By Kevin Flanagan
BSD Bruins Senior Staff Writer
Certainly, the sky isn’t falling but the clouds are thickening on Causeway Street as Christmas rapidly approaches next Wednesday. After beginning the season as if their hair was on fire – the Bruins were a remarkable 18-3-5 in October and November – head coach Bruce Cassidy’s bunch have had what you would describe as a merry time so far in the month of December.
Despite showing signs of cracks in their game leading up to Thanksgiving, the Atlantic Division-leading B’s still found a way to win games despite underwhelming performances, especially in the first and second periods.
Relying on a red hot powerplay and the emergence of David Pastrnak becoming one of the most feared snipers in the NHL, Cassidy’s crew just outclassed opponents when it came to nut cutting time in the third period of contests.

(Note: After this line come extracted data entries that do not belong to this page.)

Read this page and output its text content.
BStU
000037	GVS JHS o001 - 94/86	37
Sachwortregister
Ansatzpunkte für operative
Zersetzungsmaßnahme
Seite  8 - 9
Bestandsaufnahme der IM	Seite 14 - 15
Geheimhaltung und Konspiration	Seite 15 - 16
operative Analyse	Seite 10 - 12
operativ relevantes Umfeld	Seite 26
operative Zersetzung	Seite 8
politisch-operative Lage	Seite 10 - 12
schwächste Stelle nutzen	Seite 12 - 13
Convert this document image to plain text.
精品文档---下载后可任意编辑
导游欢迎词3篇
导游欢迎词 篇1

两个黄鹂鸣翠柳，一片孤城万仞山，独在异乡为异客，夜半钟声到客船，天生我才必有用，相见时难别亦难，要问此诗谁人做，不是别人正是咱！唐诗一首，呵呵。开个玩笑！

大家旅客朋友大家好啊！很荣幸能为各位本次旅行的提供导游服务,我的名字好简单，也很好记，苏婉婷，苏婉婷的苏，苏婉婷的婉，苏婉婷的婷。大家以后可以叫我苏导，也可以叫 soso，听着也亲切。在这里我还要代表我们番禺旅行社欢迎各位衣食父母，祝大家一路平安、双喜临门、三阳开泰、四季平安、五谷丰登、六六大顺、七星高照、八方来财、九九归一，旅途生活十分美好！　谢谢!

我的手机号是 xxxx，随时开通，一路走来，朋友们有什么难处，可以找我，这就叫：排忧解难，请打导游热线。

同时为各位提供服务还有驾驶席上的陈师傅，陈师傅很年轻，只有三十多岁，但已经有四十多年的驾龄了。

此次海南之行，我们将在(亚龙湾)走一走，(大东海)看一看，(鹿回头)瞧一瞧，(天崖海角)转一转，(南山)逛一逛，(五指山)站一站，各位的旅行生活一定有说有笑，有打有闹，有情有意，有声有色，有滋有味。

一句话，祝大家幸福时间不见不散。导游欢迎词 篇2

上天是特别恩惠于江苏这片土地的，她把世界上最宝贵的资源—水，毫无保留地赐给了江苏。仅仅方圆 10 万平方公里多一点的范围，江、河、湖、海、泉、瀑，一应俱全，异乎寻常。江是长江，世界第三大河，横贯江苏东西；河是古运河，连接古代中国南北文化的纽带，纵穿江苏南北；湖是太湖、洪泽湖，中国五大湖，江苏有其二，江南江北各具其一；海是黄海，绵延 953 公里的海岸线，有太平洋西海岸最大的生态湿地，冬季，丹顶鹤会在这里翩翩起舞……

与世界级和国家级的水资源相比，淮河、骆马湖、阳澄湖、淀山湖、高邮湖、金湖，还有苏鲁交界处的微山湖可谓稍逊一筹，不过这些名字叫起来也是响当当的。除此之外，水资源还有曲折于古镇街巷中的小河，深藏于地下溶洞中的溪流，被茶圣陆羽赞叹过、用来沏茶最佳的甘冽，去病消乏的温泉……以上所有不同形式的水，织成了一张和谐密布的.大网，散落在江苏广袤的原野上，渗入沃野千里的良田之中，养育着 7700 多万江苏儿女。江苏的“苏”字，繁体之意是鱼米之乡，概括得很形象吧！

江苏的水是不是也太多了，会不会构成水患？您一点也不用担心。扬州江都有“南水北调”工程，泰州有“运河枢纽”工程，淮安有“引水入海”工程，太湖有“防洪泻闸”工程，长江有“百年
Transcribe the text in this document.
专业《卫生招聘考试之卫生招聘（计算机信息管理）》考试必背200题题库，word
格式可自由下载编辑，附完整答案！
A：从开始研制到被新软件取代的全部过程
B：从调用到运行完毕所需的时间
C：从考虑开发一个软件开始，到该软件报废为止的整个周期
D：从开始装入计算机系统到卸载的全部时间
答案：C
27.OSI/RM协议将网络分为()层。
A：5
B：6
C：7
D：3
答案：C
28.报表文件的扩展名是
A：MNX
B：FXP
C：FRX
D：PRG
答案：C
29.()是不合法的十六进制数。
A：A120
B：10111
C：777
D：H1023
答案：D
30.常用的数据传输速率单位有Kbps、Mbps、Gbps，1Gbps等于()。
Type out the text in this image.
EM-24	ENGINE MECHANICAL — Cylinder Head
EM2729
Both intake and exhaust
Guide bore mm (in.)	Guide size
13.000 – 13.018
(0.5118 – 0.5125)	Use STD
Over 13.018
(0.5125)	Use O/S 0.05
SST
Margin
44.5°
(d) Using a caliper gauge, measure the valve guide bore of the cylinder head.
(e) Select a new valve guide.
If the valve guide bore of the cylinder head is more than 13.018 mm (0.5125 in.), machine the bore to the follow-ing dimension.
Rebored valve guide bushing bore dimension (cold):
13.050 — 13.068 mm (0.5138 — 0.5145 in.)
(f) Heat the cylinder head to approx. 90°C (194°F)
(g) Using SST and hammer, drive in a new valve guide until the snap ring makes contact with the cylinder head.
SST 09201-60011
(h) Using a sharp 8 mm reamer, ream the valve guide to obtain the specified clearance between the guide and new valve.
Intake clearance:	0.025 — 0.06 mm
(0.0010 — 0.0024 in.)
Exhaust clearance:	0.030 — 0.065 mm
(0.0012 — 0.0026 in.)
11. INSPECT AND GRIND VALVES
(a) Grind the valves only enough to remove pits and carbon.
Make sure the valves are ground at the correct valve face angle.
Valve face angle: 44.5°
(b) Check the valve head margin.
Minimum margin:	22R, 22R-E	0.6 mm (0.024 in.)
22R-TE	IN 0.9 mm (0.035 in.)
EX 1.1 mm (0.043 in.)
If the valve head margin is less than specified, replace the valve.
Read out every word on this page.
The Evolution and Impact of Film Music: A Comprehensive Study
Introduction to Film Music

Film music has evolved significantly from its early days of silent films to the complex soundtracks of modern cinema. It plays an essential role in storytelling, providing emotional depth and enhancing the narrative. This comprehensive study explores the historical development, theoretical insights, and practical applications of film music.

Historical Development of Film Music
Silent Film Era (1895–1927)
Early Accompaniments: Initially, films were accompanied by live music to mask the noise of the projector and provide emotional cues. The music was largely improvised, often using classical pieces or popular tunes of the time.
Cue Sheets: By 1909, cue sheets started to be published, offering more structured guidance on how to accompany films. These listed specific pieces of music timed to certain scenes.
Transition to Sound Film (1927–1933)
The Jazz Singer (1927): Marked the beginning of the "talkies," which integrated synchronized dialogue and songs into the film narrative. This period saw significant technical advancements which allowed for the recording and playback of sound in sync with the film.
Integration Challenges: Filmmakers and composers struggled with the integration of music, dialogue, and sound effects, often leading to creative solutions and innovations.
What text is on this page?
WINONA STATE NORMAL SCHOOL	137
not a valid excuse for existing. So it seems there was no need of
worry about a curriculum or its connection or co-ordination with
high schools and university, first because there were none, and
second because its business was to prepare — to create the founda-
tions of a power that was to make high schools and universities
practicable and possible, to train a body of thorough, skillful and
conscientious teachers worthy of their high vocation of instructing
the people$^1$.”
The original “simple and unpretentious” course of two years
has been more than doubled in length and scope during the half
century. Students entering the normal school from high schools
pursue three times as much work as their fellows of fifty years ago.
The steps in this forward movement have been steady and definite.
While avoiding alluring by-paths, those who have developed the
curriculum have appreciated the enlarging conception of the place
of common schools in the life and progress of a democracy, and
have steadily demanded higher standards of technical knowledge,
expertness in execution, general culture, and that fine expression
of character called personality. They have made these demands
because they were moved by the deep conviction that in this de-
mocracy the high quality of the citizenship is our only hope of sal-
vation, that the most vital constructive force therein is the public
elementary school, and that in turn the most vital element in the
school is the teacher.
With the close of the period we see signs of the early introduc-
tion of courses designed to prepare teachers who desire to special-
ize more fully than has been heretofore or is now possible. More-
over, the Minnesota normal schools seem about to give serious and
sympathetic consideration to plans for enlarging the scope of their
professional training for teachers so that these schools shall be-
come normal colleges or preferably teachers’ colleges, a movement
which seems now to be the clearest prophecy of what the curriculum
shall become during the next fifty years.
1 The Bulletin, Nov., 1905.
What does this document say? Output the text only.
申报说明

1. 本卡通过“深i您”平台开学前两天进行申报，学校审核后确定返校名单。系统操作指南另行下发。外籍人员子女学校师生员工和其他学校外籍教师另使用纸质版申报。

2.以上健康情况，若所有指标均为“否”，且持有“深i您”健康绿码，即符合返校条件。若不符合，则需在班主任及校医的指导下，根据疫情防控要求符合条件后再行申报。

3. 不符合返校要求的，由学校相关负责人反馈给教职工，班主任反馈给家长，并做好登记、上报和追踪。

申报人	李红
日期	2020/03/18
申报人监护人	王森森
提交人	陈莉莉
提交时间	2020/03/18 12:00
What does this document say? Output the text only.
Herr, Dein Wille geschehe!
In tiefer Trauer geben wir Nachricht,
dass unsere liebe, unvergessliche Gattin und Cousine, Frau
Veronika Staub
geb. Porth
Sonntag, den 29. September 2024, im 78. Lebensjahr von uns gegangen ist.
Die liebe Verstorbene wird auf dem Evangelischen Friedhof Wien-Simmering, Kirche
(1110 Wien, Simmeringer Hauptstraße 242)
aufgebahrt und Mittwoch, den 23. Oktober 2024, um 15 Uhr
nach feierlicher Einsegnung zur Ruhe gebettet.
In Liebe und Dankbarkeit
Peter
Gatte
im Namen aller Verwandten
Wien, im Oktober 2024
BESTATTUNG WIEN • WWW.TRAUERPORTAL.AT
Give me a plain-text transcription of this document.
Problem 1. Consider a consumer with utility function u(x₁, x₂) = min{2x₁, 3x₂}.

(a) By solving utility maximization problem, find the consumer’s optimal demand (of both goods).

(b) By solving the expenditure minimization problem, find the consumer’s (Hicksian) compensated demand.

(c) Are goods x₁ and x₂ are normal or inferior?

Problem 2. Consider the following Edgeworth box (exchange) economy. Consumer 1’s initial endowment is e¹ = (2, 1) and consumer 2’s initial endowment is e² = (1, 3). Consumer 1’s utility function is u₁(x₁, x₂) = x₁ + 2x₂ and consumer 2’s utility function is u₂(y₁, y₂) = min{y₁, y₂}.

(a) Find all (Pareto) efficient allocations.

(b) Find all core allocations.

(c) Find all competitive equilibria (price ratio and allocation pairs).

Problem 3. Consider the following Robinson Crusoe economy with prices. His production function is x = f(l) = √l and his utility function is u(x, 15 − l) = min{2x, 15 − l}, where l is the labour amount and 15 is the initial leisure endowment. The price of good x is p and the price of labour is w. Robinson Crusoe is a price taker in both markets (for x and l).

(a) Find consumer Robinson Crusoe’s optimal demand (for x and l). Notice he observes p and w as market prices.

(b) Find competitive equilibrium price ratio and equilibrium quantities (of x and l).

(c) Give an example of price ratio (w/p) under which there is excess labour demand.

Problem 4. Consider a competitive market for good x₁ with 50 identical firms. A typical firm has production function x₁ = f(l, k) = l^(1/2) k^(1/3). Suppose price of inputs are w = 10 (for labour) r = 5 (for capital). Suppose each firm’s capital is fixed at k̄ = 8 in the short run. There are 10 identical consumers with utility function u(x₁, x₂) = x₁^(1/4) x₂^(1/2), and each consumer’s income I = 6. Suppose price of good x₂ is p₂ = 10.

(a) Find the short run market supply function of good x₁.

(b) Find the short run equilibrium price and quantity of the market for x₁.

The timely scoring that seemed to be a given almost every night combined with the best goaltending tandem in hockey for the first eight weeks of the season, the team that calls TD Garden home was looking like a train at full steam, rolling downhill in the Eastern Conference.
Not so much anymore.
Since the start of the month, the Black and Gold are a middling 3-4-2. Number one goaltender Tuukka Rask – who traditionally would start the season slow and heat up as the holidays approached – is a chilly 0-2-2 with a .878 save percentage and a 3.39 goals-against average. And the mental lapses that were overlooked late in November are beginning to bite the Bruins in their collective behind.
In the past two weeks alone, they have lost to draft lottery hopeful clubs come spring in the Chicago Blackhawks (currently 28th in the league standings), the Ottawa Senators (29th), and the Los Angeles Kings (26th).
That’s a bump in the road that could become a massive pothole that the Boston area is known for during the winter if the lack of focus and execution continues much longer.
For as well as second-line center David Krejci has played with a cast of revolving wingers across side the streaky – and somewhat overrated Jake DeBrusk – the Bruins still lack a top-six forward that could lengthen the lineup and take the pressure off the powerplay, as well as the trio of Patrice Bergeron, Brad Marchand, and Pastrnak.
While there has been some talk about the Kings recently released forward Ilya Kovalchuk perhaps being someone that general manager Don Sweeney would look at to add to upgrade the offense, the 36-year-old produced only 19 goals for LA before they shelved him in the second week of November this season.
Of course, there is always a chance that he could be rejuvenated by joining a Stanley Cup contender like the Bruins, and the price tag would be a prorated league minimum of $700,000.
And while that might not seem like much, according to CapFriendly.com, Sweeney has just $1.7M to work with against the salary cap, so every penny he spends is precious heading towards the trade deadline in February.
Given the fact that recent losses to likely Eastern Conference teams they will likely see in the playoffs this spring – the Washington Capitals and the Tampa Bay Lightning – exposed their lack of size and physicality – the same reason that they were taken out in the Cup Final by the St. Louis Blues last June – swinging and missing on Kovalchuk could be a loss that the B’s GM cannot afford.
For as much as a lull in the level of play should have been expected after such a strong start, many of the same issues exist when it comes to the reasons why the Bruins weren’t taking a tour of the city in duck boats some six months ago.
While panic might not be necessary, there should be a heightened concern regarding a club that is once again looking too top-heavy to sustain a substantial run in the playoffs.